I mean no disrespect to the fRMA method, but an alternative would be to use the SCAN algorithm (http://www.bioconductor.org/packages/release/bioc/html/SCAN.UPC.html), which can be applied to these arrays on a single-sample basis without having to generate a vector.
I tried both SCAN and fRMA on a similar dataset on a platform for which fRMA vectors were available. In that particular dataset, fRMA seemed to work better. I'll certainly try both of them out on this dataset as well, if I can.
Did you use the barcodes or the SCAN/fRMA corrected estimates for your classifications? Just curious.
It seems like SCAN.UPC is ultimately a bit more flexible than the current incarnation of fRMA for completely reannotated arrays (unpublished observations of my own, which with any luck will eventually make it out there) so if there are HUGE differences I'm interested. If the differences are minor, in my applications, the biological noise appears to dwarf them.
Anyways, in your specific case, I wonder if http://www.bioconductor.org/packages/release/data/annotation/html/hthgu133afrmavecs.html would help, since
1) RMA ignores MM probes last time I checked, and
2) if there are no new probe sequences, the platform should (!) be a strict subset of the HT-HGU133A design
Have you taken a peek at that, and perhaps subsetting the included vectors for your chips?
Hope this helps.
I haven't messed around with the barcoding using either SCAN or fRMA. That's another item on my list of things to try. I was just using the corrected estimates from both.
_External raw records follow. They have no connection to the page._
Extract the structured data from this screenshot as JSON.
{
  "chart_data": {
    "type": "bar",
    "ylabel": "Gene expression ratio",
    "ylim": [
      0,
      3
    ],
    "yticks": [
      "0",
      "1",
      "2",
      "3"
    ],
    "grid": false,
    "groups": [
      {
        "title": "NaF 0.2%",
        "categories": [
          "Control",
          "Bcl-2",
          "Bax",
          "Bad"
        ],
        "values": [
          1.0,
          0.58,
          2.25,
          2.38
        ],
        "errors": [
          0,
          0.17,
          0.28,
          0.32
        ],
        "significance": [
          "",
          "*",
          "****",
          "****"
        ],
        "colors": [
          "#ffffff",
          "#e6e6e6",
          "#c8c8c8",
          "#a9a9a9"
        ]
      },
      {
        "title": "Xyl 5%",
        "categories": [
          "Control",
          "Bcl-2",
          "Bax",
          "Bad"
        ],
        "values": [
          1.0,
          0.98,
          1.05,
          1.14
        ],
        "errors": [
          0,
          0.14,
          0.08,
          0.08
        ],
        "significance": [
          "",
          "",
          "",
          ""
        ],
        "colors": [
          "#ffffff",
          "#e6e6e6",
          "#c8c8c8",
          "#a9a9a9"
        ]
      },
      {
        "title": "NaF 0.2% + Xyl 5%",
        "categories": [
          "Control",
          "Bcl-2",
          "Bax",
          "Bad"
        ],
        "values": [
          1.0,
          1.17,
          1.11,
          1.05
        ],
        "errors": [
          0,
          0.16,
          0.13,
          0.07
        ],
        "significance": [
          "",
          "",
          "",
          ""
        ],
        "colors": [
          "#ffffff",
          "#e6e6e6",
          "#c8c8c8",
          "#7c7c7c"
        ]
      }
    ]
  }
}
I believe that this platform is in fact a strict subset of standard HG-U133 arrays, and I was thinking of maybe subsetting the vectors from another platform. But I'll have to figure out the internal structure of that package first. And I worry that the probes have maybe been moved around on the new design, or the difference between single arrays and plates of 16 or 24 arrays might affect things somehow.